What is a visual impairment?

Guest Author
January 11, 2023
What is a visual impairment?

What does it mean if someone has a visual impairment? What's the difference between visual impairment to legally blind? In today's blog post our guest author Chad answers these questions and explains to us, what visual impairment is.

When I was first diagnosed with Retinitis Pigmentosa, I remember being told I was legally blind. I did not know really understand all the different terms like visually impaired, legally blind, and blind being used to describe my diagnosis and prognosis. In my youthful ignorance, I believed that you were either blind or you could see. I did not know there were levels and degrees of blindness. Most of us, when we hear the word blind, think of a total loss of vision.  So, what does it mean when someone says I have a visual impairment? Well according to doctors a visual impairment means that a person’s vision cannot be corrected to a normal level. Apologies for those offended using normal, however, in the context of this blog post that is the technical definition of visual impairment.  

The term visual impairment, or visually impaired can be just as hard to understand because of the wide range of eye conditions and visual acuity this term encompasses. For instance, did you know that you can be considered low vision with a visual acuity of 20/70? That does not seem like such a crazy margin. Nevertheless, the reality is that vision loss lies on a broad spectrum. Vision loss will never be the same for two people even if they have the same eye condition. Take me and my sister for instance. We both have Retinitis Pigmentosa, however, she has more functioning vision than I do. I tend to be way more cautious and nervous navigating, whereas she is full speed ahead and just plows into things with no fear. To me, this is what makes the term visually impaired a bit confusing because it is hard to know to what degree a person’s impairment is. When describing my circumstance, I personally believe the term visually impaired is easier to digest than legally blind. From my own personal encounters, I feel this term signifies to someone there is some type of impairment, but that there is possibly some functioning vision still intact.  

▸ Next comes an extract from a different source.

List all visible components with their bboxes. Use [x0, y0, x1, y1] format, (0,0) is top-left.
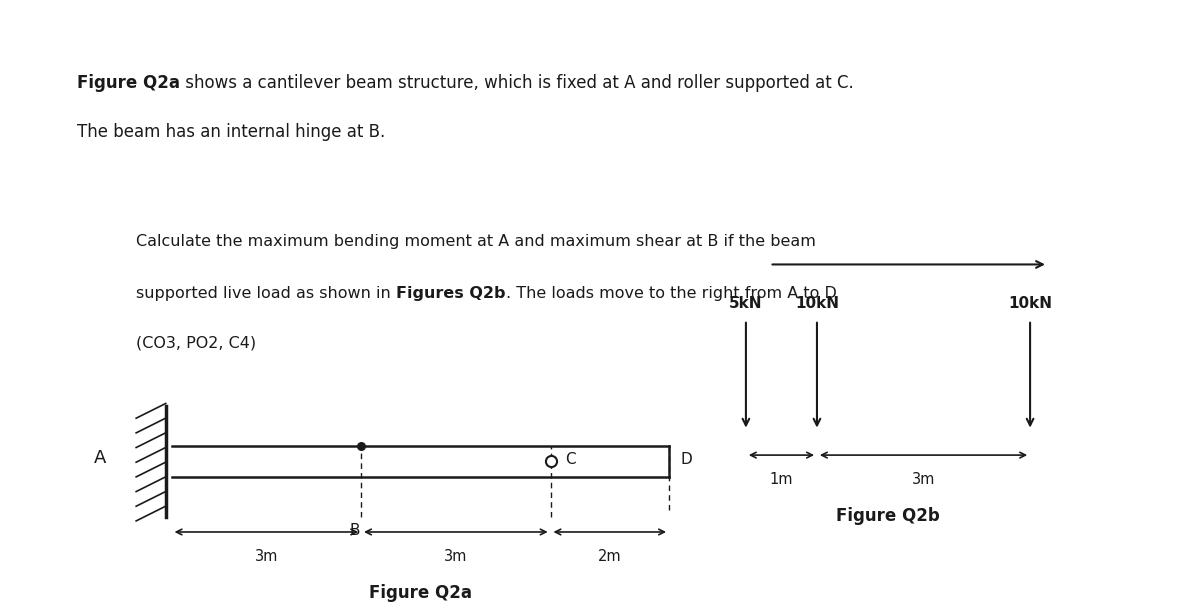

When you use the word blind, I think people mistakenly conclude you have absolutely no vision whatsoever. When in reality many more people are legally blind than completely blind. Legally blind refers to someone who has central visual acuity that allows them to see directly straight ahead of them. Legally blind also for some people can be corrected and actually produce very normal vision. The term visually impaired just seems to fit me better since I do view it as an impairment, and it does hinder me in many ways and unfortunately cannot be cured or corrected. Whenever I tell someone that I am visually impaired and that I have low vision it makes it easier for me to start a conversation with someone about my vision loss. Perhaps, the current terminology used throughout the visually impaired community is not as precisely defined as we would like to believe.However, whenever I tell someone that I am visually impaired, I try to further explain to them exactly what I can see to help make it easier to understand.  I use the example of looking through a drinking straw or coffee straw and then just for fun, try throwing a cataract in there to help make that small field of vision blurry and foggy. At least for me, I find this to be an easy way to relate to people who have zero problems with their vision.  

I think it is important to stress that not every blind or visually impaired person struggles to see their environments and navigate them safely. I cannot see nearly anything nowadays, however, I can still walk freely on my own through routes and buildings that I am familiar with. I do not believe there is an easy way to answer the question of what it means to be visually impaired, subsequently, Ido not believe all questions have a concrete answer. The reality is that visual impairments lie upon an extremely vast spectrum. I think what matters is just trying to understand and be compassionate to how an individual prefers to identify themselves. If someone chooses visually impaired or legally blind, then that is their personal choice, and no one should be forced to conform to their visual identity.